When I'm reading, I love coming across "just-right" passages that have me reaching for my quote book. With Quotables, I present authors with a meaningful (to me) passage from their novels and ask them to speak to it in whatever way they wish.
I recently finished Diane Meier's debut novel, The Season of Second Chances, a compelling later-in-life coming-of-age story that follows a college professor as she trades in Manhattan for Massachusetts and discovers how little she had actually been "living."
The following quote in the book really appealed to me (and, it turns out that it's one of the author's favorite passages, as well):
From Diane Meier:
First of all, thank you for choosing this particular quote. It’s one of the things I like to read to groups who attend signings, as it – so immediately – lets us into my main character’s sardonic and thorny personality, while setting up the idea of change. And “change” is, of course, one of the central themes of the book.
When we first meet Joy Harkness, we can see right off the bat, that she’s smart, successful, well-educated, capable, independent, witty and fundamentally very, very cranky. What we suspect, is that she’s more considerable than she lets on. And – I hope the reader is ahead of Joy in recognizing those achievements and finding her an unreliable narrator – which, naturally, casts some question on so much that she tells us.
The idea of change in this book is two-fold. First, a change of loss. While this happens before we meet her, we learn that Joy had aspirations to lead a sophisticated life of purpose and connection to what she saw as the center of literary culture and New York was a big part of that dream. The childhood death of her brother, Tim, and what we might, in small bits of discovery, decipher as her parents’ subsequent and chronic depression, may have conspired to keep a number of social skills and a level of confidence beyond her grasp. Add to this a Second-Wave Feminist confusion, if not rejection, of things domestic and previously sanctioned as ‘feminine’, and we have a character destined to miss the chances of self-discovery and self-expression that could make up a more fulfilled and healthy life.

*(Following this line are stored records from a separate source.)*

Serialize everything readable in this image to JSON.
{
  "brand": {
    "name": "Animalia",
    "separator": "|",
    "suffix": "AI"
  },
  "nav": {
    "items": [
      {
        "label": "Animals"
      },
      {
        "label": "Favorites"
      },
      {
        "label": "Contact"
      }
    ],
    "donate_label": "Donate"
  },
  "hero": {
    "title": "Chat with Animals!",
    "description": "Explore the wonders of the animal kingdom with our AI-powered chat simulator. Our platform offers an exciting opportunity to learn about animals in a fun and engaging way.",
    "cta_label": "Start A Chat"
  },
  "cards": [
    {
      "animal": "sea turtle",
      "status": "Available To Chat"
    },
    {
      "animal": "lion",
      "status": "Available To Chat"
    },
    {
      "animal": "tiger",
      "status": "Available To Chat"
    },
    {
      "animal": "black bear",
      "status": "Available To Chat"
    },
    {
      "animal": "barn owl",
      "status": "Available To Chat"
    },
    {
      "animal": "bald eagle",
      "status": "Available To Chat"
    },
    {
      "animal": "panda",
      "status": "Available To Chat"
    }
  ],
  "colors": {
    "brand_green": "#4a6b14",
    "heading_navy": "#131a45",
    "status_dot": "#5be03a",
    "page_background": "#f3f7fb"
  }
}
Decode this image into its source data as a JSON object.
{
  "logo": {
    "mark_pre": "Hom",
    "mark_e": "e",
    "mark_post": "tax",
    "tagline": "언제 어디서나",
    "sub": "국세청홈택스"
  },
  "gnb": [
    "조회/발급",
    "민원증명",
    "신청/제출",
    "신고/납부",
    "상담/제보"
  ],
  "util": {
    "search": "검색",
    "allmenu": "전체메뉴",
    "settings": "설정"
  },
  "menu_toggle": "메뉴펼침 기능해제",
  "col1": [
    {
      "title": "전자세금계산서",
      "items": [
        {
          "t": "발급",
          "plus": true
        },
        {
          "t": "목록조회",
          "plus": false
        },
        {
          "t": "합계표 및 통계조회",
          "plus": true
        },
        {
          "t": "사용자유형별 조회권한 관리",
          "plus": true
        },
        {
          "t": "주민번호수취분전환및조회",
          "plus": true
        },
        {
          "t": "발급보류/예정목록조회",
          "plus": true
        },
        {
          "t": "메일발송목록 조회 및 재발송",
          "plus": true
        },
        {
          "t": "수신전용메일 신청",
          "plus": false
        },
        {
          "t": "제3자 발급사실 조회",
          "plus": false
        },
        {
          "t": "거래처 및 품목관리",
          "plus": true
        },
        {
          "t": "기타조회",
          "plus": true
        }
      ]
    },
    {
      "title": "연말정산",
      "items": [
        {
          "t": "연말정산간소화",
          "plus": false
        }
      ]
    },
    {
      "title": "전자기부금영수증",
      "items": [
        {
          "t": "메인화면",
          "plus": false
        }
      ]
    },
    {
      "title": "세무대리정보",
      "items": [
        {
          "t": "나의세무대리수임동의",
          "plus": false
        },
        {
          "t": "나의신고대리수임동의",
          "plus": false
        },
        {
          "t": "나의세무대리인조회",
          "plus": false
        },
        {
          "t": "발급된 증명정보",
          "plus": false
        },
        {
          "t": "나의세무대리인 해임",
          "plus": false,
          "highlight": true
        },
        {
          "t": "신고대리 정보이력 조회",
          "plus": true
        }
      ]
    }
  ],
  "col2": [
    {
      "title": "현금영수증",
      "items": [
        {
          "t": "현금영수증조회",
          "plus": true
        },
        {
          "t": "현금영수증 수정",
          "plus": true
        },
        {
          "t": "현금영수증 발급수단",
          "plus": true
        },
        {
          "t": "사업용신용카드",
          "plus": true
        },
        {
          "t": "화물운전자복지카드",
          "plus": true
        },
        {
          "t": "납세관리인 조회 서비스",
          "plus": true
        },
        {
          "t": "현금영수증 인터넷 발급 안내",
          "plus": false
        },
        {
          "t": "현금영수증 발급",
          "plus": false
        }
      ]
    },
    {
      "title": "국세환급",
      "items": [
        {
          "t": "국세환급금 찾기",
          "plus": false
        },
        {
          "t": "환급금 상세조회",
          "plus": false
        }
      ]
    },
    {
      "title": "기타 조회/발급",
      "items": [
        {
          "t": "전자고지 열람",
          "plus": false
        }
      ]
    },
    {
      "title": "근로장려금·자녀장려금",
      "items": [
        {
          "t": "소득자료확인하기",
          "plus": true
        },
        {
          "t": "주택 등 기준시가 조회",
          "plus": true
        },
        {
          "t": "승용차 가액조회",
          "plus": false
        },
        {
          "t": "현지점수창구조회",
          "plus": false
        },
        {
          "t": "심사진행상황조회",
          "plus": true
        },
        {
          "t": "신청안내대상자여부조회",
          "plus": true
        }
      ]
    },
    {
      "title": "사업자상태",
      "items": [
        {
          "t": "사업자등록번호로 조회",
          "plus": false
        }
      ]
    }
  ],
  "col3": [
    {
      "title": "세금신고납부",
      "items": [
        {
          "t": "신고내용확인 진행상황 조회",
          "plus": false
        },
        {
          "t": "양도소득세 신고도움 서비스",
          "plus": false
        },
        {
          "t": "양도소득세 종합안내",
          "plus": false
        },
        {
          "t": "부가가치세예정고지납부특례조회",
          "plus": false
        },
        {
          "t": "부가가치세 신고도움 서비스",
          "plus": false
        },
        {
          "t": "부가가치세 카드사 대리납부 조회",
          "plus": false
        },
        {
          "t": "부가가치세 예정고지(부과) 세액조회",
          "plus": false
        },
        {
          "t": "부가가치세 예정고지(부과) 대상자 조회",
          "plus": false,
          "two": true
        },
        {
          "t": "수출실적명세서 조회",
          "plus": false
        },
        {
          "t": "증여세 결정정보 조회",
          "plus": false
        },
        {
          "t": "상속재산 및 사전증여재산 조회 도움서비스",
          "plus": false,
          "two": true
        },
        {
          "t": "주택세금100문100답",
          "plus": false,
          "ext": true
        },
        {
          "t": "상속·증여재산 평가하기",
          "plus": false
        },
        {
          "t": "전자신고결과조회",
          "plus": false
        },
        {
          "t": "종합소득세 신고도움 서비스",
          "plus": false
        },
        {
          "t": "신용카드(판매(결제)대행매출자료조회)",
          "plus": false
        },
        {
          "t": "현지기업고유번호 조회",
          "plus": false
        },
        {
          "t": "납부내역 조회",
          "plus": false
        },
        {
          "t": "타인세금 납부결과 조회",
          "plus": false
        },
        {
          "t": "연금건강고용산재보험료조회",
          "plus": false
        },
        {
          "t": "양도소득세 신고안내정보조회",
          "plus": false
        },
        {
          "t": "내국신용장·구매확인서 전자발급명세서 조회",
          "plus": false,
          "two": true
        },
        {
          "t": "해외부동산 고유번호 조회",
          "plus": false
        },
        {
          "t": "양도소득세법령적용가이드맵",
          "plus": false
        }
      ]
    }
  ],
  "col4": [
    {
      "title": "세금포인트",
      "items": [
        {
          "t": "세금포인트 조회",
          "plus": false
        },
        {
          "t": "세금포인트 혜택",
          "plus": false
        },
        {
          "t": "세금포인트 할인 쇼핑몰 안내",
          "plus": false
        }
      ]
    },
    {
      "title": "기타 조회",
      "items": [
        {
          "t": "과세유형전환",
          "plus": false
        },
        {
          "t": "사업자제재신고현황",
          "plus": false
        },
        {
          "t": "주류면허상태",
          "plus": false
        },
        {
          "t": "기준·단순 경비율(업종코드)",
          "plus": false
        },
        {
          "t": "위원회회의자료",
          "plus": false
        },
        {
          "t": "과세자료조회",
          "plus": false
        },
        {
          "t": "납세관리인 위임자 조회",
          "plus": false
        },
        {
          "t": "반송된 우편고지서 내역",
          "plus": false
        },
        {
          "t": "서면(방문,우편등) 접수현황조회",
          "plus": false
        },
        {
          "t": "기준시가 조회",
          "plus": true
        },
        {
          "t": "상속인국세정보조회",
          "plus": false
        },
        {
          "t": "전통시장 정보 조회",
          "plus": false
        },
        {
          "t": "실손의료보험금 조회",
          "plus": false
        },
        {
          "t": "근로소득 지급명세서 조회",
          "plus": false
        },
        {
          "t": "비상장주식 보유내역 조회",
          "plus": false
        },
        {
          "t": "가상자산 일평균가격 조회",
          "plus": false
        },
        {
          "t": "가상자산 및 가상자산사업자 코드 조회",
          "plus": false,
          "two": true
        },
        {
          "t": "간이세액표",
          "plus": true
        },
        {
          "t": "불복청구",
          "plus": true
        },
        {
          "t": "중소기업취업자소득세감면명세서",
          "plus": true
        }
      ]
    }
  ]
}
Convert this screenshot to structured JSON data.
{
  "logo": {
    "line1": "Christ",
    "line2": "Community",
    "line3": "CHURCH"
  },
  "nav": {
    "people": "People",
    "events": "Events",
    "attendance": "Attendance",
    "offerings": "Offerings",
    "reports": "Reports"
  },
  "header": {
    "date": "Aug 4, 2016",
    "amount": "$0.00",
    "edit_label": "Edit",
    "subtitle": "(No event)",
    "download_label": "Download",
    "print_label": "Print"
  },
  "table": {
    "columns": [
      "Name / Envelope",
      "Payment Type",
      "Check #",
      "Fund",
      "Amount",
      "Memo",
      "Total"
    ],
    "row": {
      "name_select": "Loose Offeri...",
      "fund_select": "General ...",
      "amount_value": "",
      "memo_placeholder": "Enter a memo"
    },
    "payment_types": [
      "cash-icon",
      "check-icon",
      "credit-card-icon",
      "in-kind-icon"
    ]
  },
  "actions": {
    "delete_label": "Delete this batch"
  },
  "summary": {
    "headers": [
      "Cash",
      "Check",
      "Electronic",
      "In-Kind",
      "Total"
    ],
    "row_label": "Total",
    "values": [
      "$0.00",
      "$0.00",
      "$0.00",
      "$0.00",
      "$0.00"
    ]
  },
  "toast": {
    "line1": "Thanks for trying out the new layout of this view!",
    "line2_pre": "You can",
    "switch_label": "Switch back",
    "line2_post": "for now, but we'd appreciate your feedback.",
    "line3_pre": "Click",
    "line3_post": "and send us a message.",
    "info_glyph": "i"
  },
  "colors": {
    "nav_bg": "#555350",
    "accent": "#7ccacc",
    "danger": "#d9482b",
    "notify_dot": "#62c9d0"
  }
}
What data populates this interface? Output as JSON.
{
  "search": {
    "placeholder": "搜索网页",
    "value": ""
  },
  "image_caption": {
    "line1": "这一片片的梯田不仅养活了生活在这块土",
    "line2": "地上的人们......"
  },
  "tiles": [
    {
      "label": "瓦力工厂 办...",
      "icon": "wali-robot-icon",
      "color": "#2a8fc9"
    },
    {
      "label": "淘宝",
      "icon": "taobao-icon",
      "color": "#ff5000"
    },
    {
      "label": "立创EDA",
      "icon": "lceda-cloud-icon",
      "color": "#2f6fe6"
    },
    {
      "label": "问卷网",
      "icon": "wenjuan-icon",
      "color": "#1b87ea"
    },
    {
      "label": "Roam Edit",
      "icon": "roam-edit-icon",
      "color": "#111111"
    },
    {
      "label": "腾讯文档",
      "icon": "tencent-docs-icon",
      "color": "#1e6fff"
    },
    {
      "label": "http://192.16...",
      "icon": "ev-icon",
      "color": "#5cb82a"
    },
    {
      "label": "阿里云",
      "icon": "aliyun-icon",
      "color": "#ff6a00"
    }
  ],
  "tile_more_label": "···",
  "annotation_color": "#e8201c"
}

The very “joy” in Joy’s life just leached away, through the decades. She allowed herself few pleasures, and most of them could be found within the covers of her beloved books, but her caustic wit was both a personally enjoyable distraction and a way to keep the world at bay. Most of all, the loss was in doses so incremental, it, literally, went unnoticed and unacknowledged.
The second change was of gain: From the moment Joy accepts the interview with Bernadette and looks forward to the job being offered, we might suppose that the woman who had never unpacked her china, or had a visitor to her apartment, or took a stand at her university, or made more than one friend on campus, might have made a secret, or at least, a subconscious, decision to embrace change. And I suspect, somewhere deep and unspoken, Joy knew it was likely to be one of her last chances for a major change in an unfulfilling life.
It is, I think, interesting and so much more like life, that we don’t see Joy change overnight. It’s all very incremental and she is exasperating in her missteps. But I think the change is more profound for the fact that each step is so hard won. With each gain, we see the toll of vulnerability and risk. And somewhere along the line, we spot Joy beginning to acknowledge and appreciate her own development.
If Bernadette had leveled the discussion about style and its importance in life, much earlier in the story, can you imagine Joy understanding a word of what she was talking about? I can’t. That’s how much growth has gone on in that one winter of change.
Only one real season, and yet the growth was still, evidently, so slow. But like the song that promises the rose in Spring, there is the confirmation of change and transformation in every part of Joy’s new idea of possibility.
Thank you, again for asking about this. It’s a part of the book I love and I’m just delighted it connected with you, too.